II. Questão em discussão
2. A questão em discussão consiste em saber se a exposição de agentes públicos a pesticida organoclorado DDT, a partir da ciência de toxidade de agente químico, enseja a responsabilização civil do Estado.
III. Razões de decidir
3. A jurisprudência do STF afirma que o exame de nexo de causalidade entre a conduta ativa ou omissiva do Estado e o evento danoso, assim como da efetiva existência de dano pressupõem a análise de matéria fática.
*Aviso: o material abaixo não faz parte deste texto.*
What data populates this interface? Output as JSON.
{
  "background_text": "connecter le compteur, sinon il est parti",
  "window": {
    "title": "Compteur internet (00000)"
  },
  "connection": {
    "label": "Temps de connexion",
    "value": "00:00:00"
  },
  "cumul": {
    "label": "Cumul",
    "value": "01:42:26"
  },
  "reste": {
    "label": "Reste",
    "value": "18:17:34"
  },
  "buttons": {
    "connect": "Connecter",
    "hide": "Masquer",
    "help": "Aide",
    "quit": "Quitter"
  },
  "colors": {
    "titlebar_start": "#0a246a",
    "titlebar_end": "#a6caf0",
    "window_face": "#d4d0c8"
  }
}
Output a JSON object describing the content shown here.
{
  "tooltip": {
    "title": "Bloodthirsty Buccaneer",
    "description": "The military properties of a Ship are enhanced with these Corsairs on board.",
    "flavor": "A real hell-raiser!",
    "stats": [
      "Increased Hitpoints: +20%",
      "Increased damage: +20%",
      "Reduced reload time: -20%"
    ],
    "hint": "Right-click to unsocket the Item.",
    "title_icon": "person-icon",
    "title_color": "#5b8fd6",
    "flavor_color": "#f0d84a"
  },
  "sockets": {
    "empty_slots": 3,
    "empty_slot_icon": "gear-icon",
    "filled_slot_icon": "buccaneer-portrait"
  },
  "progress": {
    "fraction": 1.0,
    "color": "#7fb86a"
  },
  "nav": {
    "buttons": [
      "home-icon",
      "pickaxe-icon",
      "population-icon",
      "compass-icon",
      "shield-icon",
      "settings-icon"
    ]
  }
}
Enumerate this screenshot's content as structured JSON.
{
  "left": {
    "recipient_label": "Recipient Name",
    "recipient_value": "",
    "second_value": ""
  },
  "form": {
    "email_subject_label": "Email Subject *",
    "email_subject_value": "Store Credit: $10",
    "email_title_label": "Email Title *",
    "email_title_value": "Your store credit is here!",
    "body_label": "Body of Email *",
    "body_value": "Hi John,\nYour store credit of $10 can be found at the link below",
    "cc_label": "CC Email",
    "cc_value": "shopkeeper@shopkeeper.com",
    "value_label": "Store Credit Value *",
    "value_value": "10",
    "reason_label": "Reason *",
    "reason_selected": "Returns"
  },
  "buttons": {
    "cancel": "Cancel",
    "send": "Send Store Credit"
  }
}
Impossibilidade de análise em recurso extraordinário de relação causal entre a exposição de agentes de saúde a inseticida organoclorado DDT e os alegados danos sofridos. Grande volume de ações a respeito.
4. De igual forma, a determinação de termo inicial de prescrição para pretensão indenizatória exige o exame de circunstâncias fáticas e da legislação sobre prazo prescricional, assim como dos atos infraconstitucionais que aboliram o uso do pesticida DDT no Brasil. Inexistência de matéria constitucional. Questão restrita à interpretação de norma infraconstitucional e de conjunto fático-probatório.
IV. Dispositivo e tese
5. Recurso extraordinário com agravo conhecido e desprovido.
Tese de julgamento: “É infraconstitucional e pressupõe o exame de matéria fática a controvérsia sobre a responsabilidade civil do Estado por exposição de agentes públicos a pesticida organoclorado DDT, a partir da ciência de toxidade do agente químico”.